20.8 Putting It All Together: Comparing Objectives

As an overarching illustration, let \(\hat{f}\) be any trained predictor (ML model, regression, etc.) and let \(\hat{\beta}\) be a parameter estimator from a structural or causal model. Their respective tasks differ:

  • Form of Output
    • \(\hat{f}\) is a function from \(\mathcal{X} \to \mathcal{Y}\).
    • \(\hat{\beta}\) is a vector of parameters with theoretical meaning.
  • Criterion
    • Prediction: Minimizes predictive loss \(\mathbb{E}[L(Y,\hat{f}(X))]\).

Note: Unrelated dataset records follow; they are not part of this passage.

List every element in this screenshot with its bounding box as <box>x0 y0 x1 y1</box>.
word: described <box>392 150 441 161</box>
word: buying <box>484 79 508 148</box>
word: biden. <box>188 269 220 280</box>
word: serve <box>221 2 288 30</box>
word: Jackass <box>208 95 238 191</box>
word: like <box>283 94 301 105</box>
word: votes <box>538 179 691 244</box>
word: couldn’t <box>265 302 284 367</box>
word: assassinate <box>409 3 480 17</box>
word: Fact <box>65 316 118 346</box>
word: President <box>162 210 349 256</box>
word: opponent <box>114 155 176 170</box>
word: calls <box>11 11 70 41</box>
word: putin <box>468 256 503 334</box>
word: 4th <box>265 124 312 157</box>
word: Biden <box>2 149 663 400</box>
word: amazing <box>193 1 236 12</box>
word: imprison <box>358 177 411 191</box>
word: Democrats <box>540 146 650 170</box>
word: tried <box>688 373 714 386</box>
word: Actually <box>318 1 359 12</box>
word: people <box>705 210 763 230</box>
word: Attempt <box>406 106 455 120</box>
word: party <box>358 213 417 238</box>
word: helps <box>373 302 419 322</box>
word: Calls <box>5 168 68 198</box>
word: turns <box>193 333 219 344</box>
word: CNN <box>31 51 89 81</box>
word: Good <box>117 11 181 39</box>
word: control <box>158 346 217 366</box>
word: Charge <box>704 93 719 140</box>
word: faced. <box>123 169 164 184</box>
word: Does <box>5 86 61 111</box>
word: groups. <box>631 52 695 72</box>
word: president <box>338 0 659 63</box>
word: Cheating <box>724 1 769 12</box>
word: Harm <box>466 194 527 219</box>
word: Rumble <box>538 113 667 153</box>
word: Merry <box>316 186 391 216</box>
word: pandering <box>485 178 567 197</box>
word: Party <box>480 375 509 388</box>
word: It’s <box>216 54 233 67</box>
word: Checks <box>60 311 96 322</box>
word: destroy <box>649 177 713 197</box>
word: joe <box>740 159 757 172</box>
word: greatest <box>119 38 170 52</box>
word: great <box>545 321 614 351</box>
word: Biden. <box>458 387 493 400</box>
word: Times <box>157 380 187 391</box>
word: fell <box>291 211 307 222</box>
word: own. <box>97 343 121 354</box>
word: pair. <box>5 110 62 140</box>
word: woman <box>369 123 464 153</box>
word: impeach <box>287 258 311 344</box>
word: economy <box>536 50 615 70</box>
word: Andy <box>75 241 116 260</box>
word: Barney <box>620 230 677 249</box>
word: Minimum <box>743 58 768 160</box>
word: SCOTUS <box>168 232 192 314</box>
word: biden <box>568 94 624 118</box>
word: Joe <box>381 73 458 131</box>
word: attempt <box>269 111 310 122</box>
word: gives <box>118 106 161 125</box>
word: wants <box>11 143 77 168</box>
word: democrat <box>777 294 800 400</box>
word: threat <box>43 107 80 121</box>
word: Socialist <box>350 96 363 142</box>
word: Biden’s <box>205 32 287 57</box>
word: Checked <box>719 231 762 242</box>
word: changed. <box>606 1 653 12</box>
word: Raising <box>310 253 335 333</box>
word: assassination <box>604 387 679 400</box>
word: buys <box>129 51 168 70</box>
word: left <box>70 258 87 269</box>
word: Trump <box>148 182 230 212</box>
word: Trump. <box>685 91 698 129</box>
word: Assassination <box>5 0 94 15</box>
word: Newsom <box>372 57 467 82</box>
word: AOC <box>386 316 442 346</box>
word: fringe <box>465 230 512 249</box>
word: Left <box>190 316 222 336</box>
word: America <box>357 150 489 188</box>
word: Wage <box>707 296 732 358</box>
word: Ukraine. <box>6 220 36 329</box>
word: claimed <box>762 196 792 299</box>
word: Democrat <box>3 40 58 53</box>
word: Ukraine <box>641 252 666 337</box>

    • Causal Inference: Seeks \(\beta\) such that \(Y = m_\beta(X)\) is a correct structural representation. Minimizes bias in \(\beta\), or satisfies orthogonality conditions in method-of-moments style, etc.
  • Validity
    • Prediction: Usually validated by out-of-sample experiments or cross-validation.
    • Estimation: Validated by theoretical identification arguments, assumptions about exogeneity, randomization, or no omitted confounders.
  • Interpretation
    • Prediction: “\(\hat{f}(x)\) is our best guess of \(Y\) for new \(x\).”
    • Causal Inference: “\(\beta\) measures how \(Y\) changes if we intervene on \(X\).”